Даже корпя над уроками, он сохранял веселое расположение духа. Благодаря отцу Грасьену у него два года назад появился вкус к занятиям, но никогда прежде умение управлять своим мозгом не пьянило его так, как теперь. Не отрываясь от своих любовных грез, он мгновенно все усваивал, схватывал на лету. Отец Грасьен, продолжавший читать курс философии вместо отца Косма, подтрунивал в связи с этим над Бруно и, случалось, в классе, повернувшись к юноше, говорил: «А что думает по этому поводу наш друг с его чисто женским, интуитивным умом?» Бруно улыбался, но не отвечал на шутку. «Несчастный, — думал он, — я даже не могу ему объяснить, как это произошло, как вообще разум приходит к юношам! Он бы не поверил, он бы принял меня за сумасшедшего, если бы узнал, что присутствие в моих думах Сильвии придает остроту моей мысли. И тем не менее это так: когда надо решить задачу, я начинаю представлять себе ее, вижу ее все отчетливее и вдруг — раз! — она встает передо мной, и решение само собой рождается в моей бедной голове. Но не могу же я, в самом деле, рассказать все это попу!»
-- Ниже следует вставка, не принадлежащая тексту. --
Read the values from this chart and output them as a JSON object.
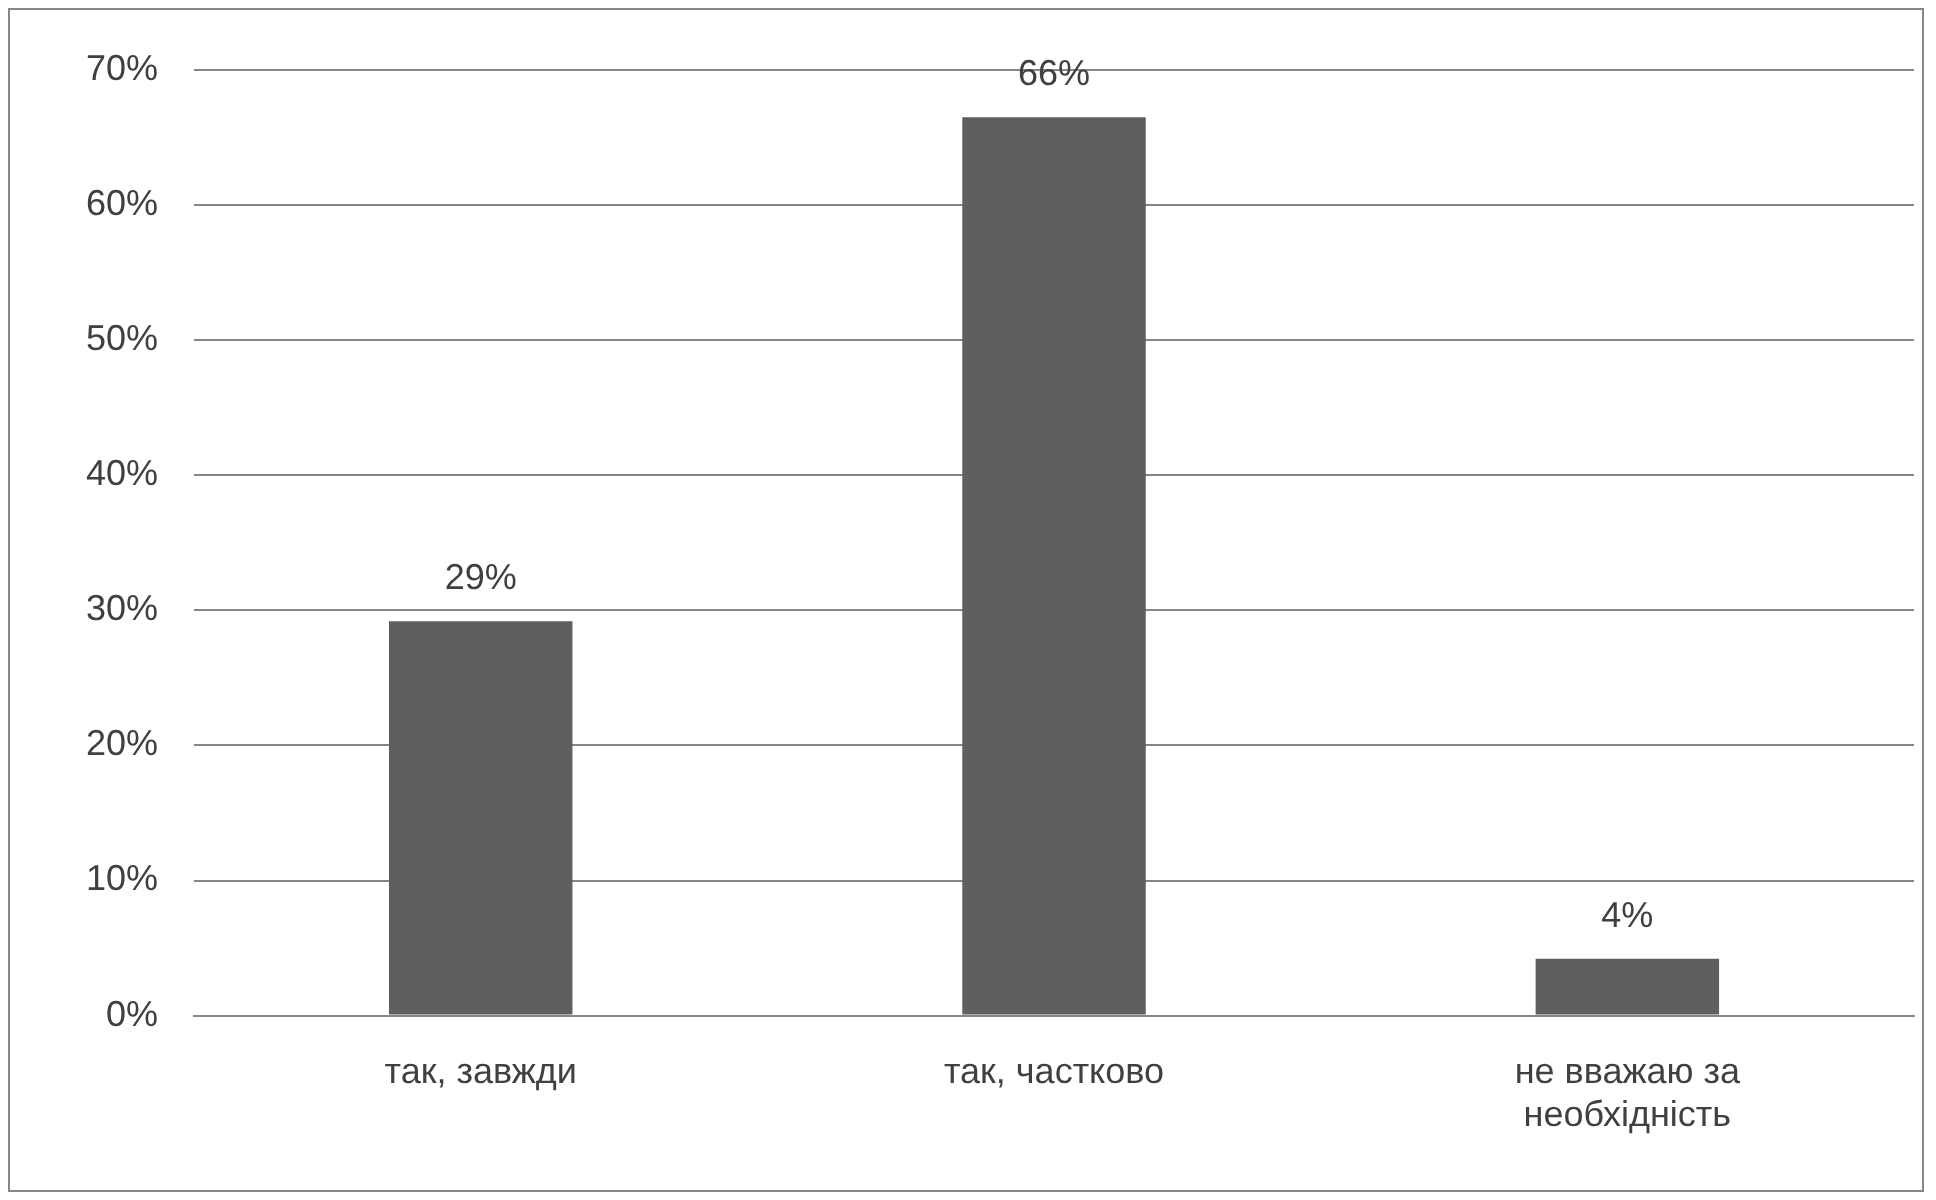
{
  "chart_data": {
    "type": "bar",
    "categories": [
      "так, завжди",
      "так, частково",
      "не вважаю за необхідність"
    ],
    "values": [
      29.2,
      66.5,
      4.2
    ],
    "value_labels": [
      "29%",
      "66%",
      "4%"
    ],
    "color": "#5f5f5f",
    "ylim": [
      0,
      70
    ],
    "yticks": [
      {
        "value": 0,
        "label": "0%"
      },
      {
        "value": 10,
        "label": "10%"
      },
      {
        "value": 20,
        "label": "20%"
      },
      {
        "value": 30,
        "label": "30%"
      },
      {
        "value": 40,
        "label": "40%"
      },
      {
        "value": 50,
        "label": "50%"
      },
      {
        "value": 60,
        "label": "60%"
      },
      {
        "value": 70,
        "label": "70%"
      }
    ],
    "grid": "y",
    "legend": false
  }
}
Впрочем, теперь Бруно старался избегать отца Грасьена. Не потому, что считал себя в чем-то виноватым — с тех пор как ему исполнилось десять лет, совесть его никогда не была более спокойной, — а из страха выдать себя, начав говорить о Сильвии. Кроме того, Бруно боялся, не понял ли монах, кто та женщина, о которой он рассказал однажды, в тот вечер, когда выдержка изменила ему. Он спрашивал себя, кто навел Грасьена на след: Грюндель, Юбер, который когда-то был его учеником, или же Милорд? В ближайший после восьмого июня четверг, вечером, монах неожиданно появился в гостиной Булоннэ, и Бруно лишь с большим трудом удалось скрыть свое замешательство. Час тому назад в оранжерее, наполненной жужжанием мух, он целовал Сильвию, и теперь ему казалось, что отец Грасьен видит это по его лицу. Его смущение усилилось, когда он услышал, что Грасьен говорит Юберу «ты», словно с задним умыслом расспрашивает Сильвию об их игре в теннис. После того вечера Бруно стал опасаться, как бы настоятель, предупрежденный отцом Грасьеном, не положил конец его посещениям Булоннэ.